Ujar Umeir Pula: “Tak ada maksudku yang lain, hanyalah yang kusebutkan tadi”.

Kata Rasulullah saw. lagi: “Bukankah kamu telah duduk bersama Shafwan bin Umaiyah di atas batu, lalu kamu berbincang-bincang tentang orang-orang Quraisy yang tewas di sumur Badar, kemu­dian katamu: “Kalau bukan karena utang dan keluargaku, niscaya aku akan pergi membunuh Muhammad. Lalu Shafwan menjamin akan membayar utangmu dan menanggung keluarga­mu, asal kamu membunuhku, padahal Allah telah menjadi penghalang bagi maksudmu itu . . . !”

Waktu itu berserulah Umeir: “Asyhadu alla ilaha illallah, wa asyhadu annaka Rasulullah . . . . Urusan ini tak ada yang menghadirinya selain aku dengan Shafwan saja. Demi Allah, tak ada yang memberi kabar kepadamu selain Allah! Maka puji syukur kepada Allah yang telah menunjuki aku kepada Islam!” Maka berkatalah Rasulullah kepada shahabat-shahabatnya: “Ajarilah saudaramu ini soal Agama, bacakan kepadanya al­Quran dan bebaskanlah tawanan itu serta serahkanlah ke­padanya!” Begitulah Umeir bin Wahab masuk Islam ….

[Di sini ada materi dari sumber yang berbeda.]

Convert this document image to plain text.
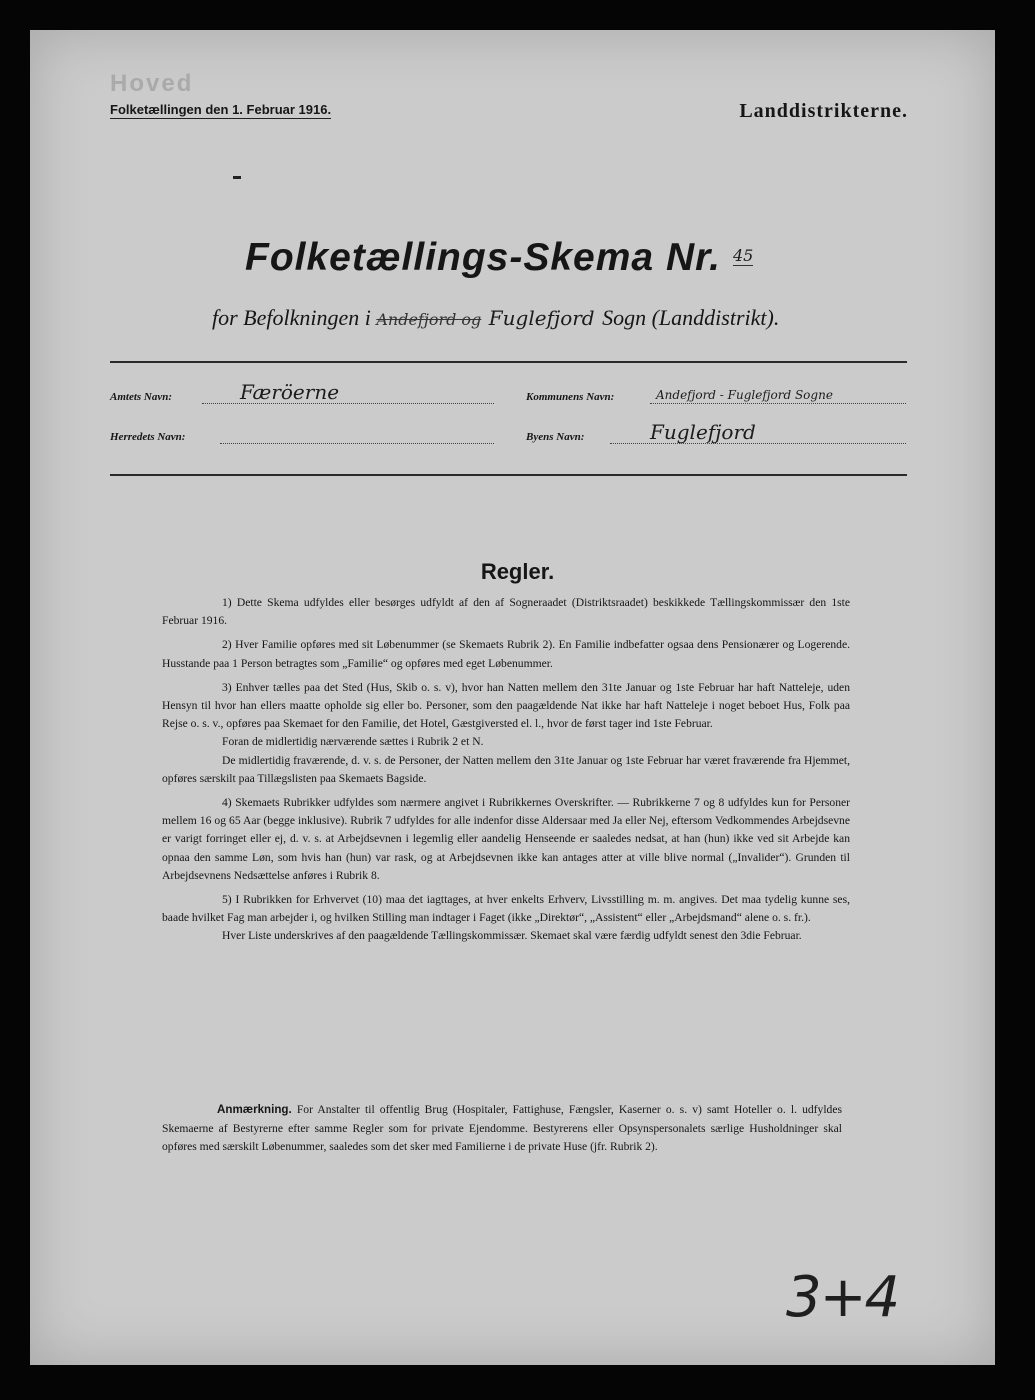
Hoved
Folketællingen den 1. Februar 1916.	Landdistrikterne.
Folketællings-Skema Nr. 45
for Befolkningen i Andefjord og Fuglefjord Sogn (Landdistrikt).
Amtets Navn:	Færöerne	Kommunens Navn:	Andefjord - Fuglefjord Sogne
Herredets Navn:	Byens Navn:	Fuglefjord
Regler.

1) Dette Skema udfyldes eller besørges udfyldt af den af Sogneraadet (Distriktsraadet) beskikkede Tællingskommissær den 1ste Februar 1916.

2) Hver Familie opføres med sit Løbenummer (se Skemaets Rubrik 2). En Familie indbefatter ogsaa dens Pensionærer og Logerende. Husstande paa 1 Person betragtes som „Familie“ og opføres med eget Løbenummer.

3) Enhver tælles paa det Sted (Hus, Skib o. s. v), hvor han Natten mellem den 31te Januar og 1ste Februar har haft Natteleje, uden Hensyn til hvor han ellers maatte opholde sig eller bo. Personer, som den paagældende Nat ikke har haft Natteleje i noget beboet Hus, Folk paa Rejse o. s. v., opføres paa Skemaet for den Familie, det Hotel, Gæstgiversted el. l., hvor de først tager ind 1ste Februar.

Foran de midlertidig nærværende sættes i Rubrik 2 et N.

De midlertidig fraværende, d. v. s. de Personer, der Natten mellem den 31te Januar og 1ste Februar har været fraværende fra Hjemmet, opføres særskilt paa Tillægslisten paa Skemaets Bagside.

4) Skemaets Rubrikker udfyldes som nærmere angivet i Rubrikkernes Overskrifter. — Rubrikkerne 7 og 8 udfyldes kun for Personer mellem 16 og 65 Aar (begge inklusive). Rubrik 7 udfyldes for alle indenfor disse Aldersaar med Ja eller Nej, eftersom Vedkommendes Arbejdsevne er varigt forringet eller ej, d. v. s. at Arbejdsevnen i legemlig eller aandelig Henseende er saaledes nedsat, at han (hun) ikke ved sit Arbejde kan opnaa den samme Løn, som hvis han (hun) var rask, og at Arbejdsevnen ikke kan antages atter at ville blive normal („Invalider“). Grunden til Arbejdsevnens Nedsættelse anføres i Rubrik 8.

5) I Rubrikken for Erhvervet (10) maa det iagttages, at hver enkelts Erhverv, Livsstilling m. m. angives. Det maa tydelig kunne ses, baade hvilket Fag man arbejder i, og hvilken Stilling man indtager i Faget (ikke „Direktør“, „Assistent“ eller „Arbejdsmand“ alene o. s. fr.).

Hver Liste underskrives af den paagældende Tællingskommissær. Skemaet skal være færdig udfyldt senest den 3die Februar.

Anmærkning. For Anstalter til offentlig Brug (Hospitaler, Fattighuse, Fængsler, Kaserner o. s. v) samt Hoteller o. l. udfyldes Skemaerne af Bestyrerne efter samme Regler som for private Ejendomme. Bestyrerens eller Opsynspersonalets særlige Husholdninger skal opføres med særskilt Løbenummer, saaledes som det sker med Familierne i de private Huse (jfr. Rubrik 2).
3+4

Dan dernikianlah masuk Islamnya Jagoan Quraisy! Ia telah diliputi oleh nur Rasul dan nur Islam seluruhnya, hingga tiba-tiba dalam sekajap saat ia telah berbalik menjadi pembela Islam yang gigih. Berkatalah Umar bin Khatthab r.a.: “Demi Allah yang diriku di Tangan-Nya! Sesungguhnya aku lebih suka melihat babi daripada si Umeir sewaktu mula-mula muncul di hadapan kita . . . ! Tetapi sekarang aku lebih suka kepadanya daripada sebagian anakku sendiri …

Umeir duduk merenungkan dengan mendalam toleransi atau kelapangan dada dan sifat pema’af Agama ini serta kebesaran Rasul-Nya. Ia teringat akan masa-masa. silamnya di Mekah, sewaktu ia merencanakan tipu muslihat busuk dan memerangi Islam, yakni sebelum hijrah Rasul dan shahabat-shahabatnya ke Madinah. Kemudian ia teringat Pula usaha dan perjuangannya di pedang Badar . . . . Dan kini, ia datang dengan menimang­-nimang pedang di tangan.hendak membunuh Rasul. Dan semua itu dengan sekejap mata habis dikikis dengan ucapannya: “La ilaha illallah, Muhammadur-Rasulullah Alangkah pema’af dan sucinya, serta teguhnya kepercayaan diri, ajaran yang dibawa oleh Agama besar ini  …!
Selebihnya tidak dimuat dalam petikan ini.